Re: GCC asm block optimizations on x86_64
On Wed, Aug 29, 2007 at 12:11:22PM +0100, Darryl Miles wrote:
> Rask Ingemann Lambertsen wrote:
> >On Tue, Aug 28, 2007 at 11:02:49PM +0100, Darryl Miles wrote:
> > Peephole definitions check for cases like this and won't do the
> >optimization clobbering the flags register if the flags register is live at
> >that point.
>
> So I take it that peephole works by knowing the instructions emitted
> with annotations about the lifetimes of registers / flags / other useful
> stuff to help it. I was thinking it was a bit more blind to things than
> that.
The peephole2 pass tries to match one or more instructions in GCC's RTL
format against a template, and if successful, replaces those instructions by
one or more new ones. You can include a condition for the replacement as
well as requiring a scratch register to be available. In this particular
case, the condition is that the flags registers isn't live.
> I did not understand the relevance to knowing if it is (*movsi_xxx) or
> (*movdi_xxx).
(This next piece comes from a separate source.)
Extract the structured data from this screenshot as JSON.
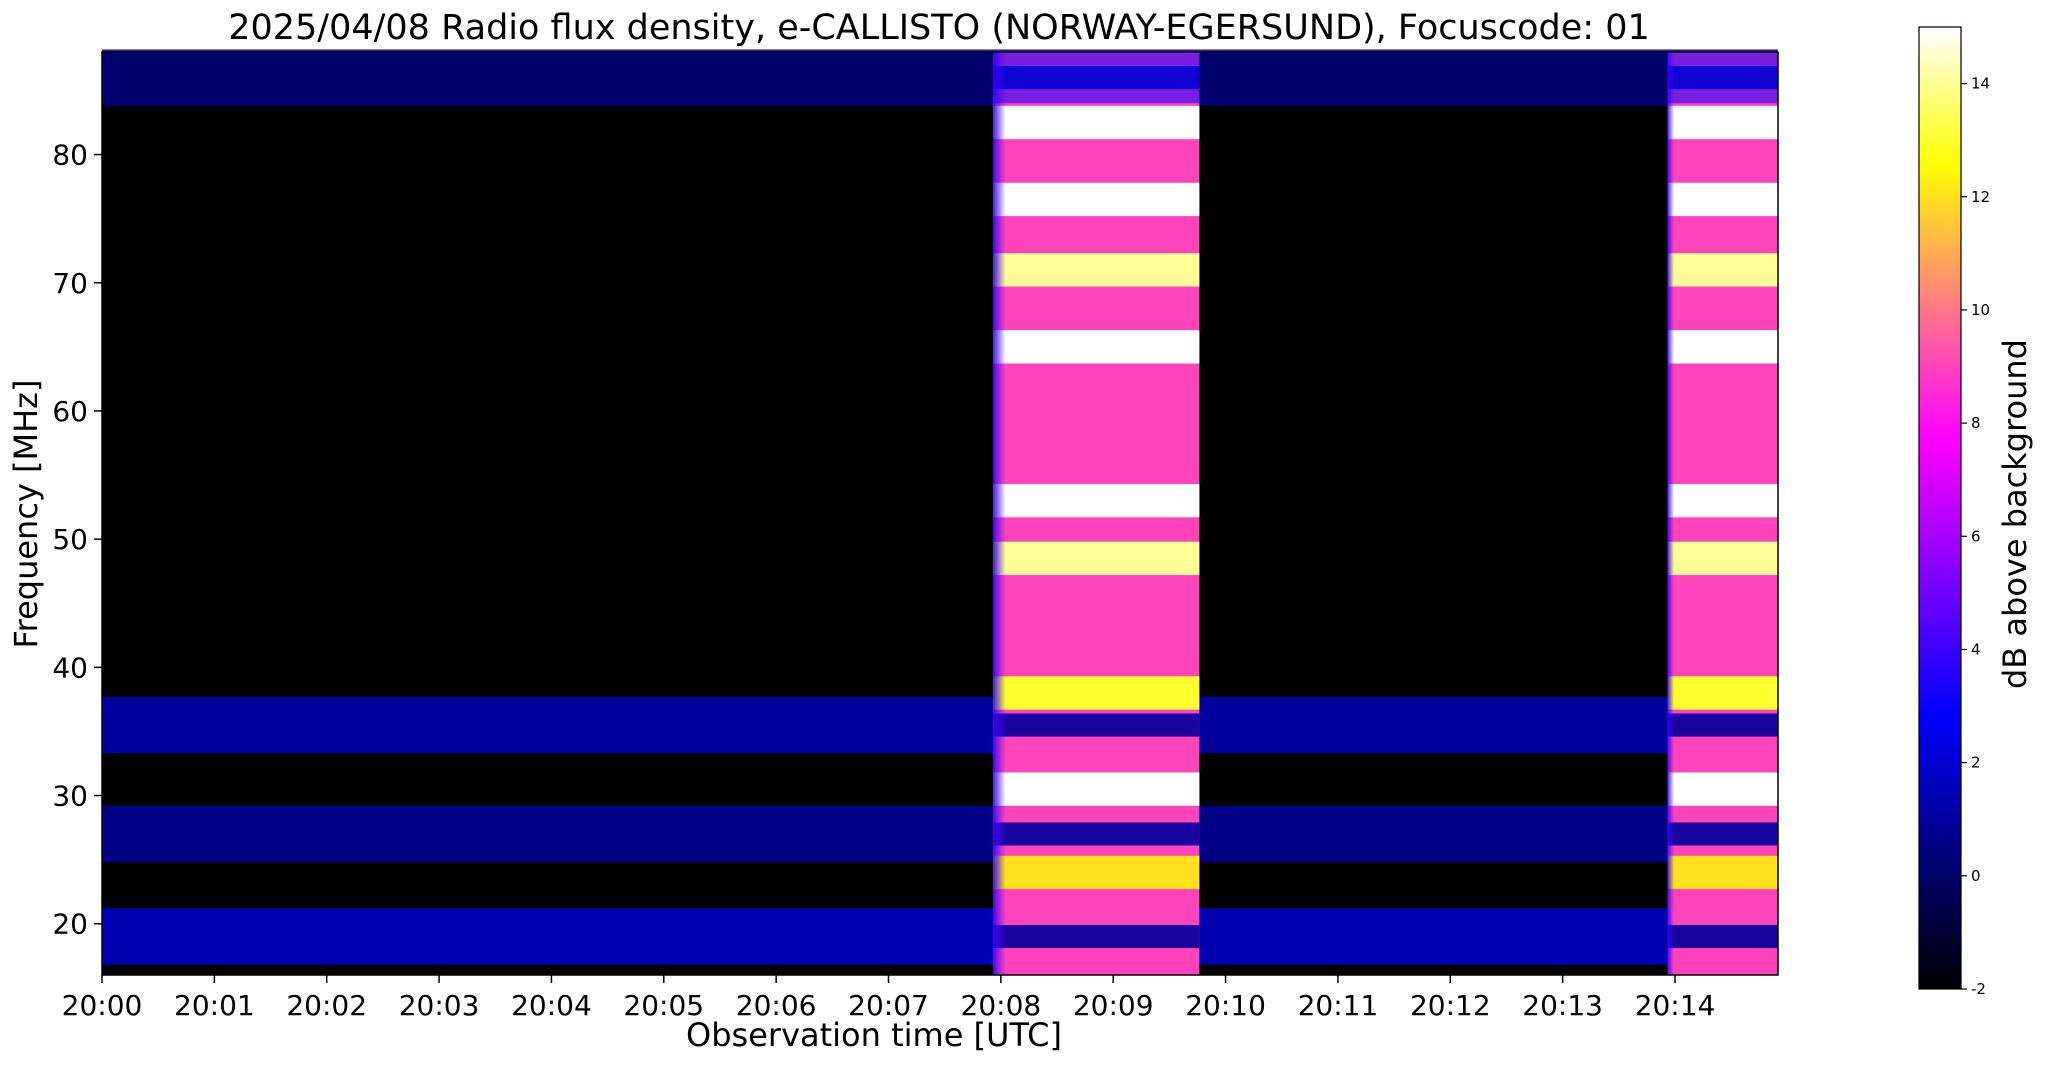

From my point of view knowing that would not alter the 2
> original points I was making [1] and [3]. Maybe there is some
> pipelining (or other complex) issue I don't know about which makes the
> emitted code better than what I'm suggesting.
No, it's just that debugging problems with poor code, it's best to know
exactly what the compiler thinks it's generating.
> Recapping on the original issues:
>
> [1] failure to treat setting a register to the value of zero as a
> special case (since there maybe many ways to achieve this on a given
> CPU, different methods have different trades, insn length, unwanted side
> effects) which may allow this operation a lot of freedom for moving /
> scheduling.
> [3] usage of %ebx when %r8d would have been a better choice, at the time
> %ebx is needed to be allocated the lifetime of the temporary use of %r8d
> was over. i.e. allocating of registers which form outputs but not
> inputs should take place last thing (at the moment of #APP) maybe by
> doing this %r8d would have been a candidate ? which would negate the
> need for the push/pop's.
GCC's register allocator isn't as good as we'd like it to be. I think
it's causing both problems.
> Thanks for your thoughts. Maybe I am just expecting too much.
I don't think so.
--
Rask Ingemann Lambertsen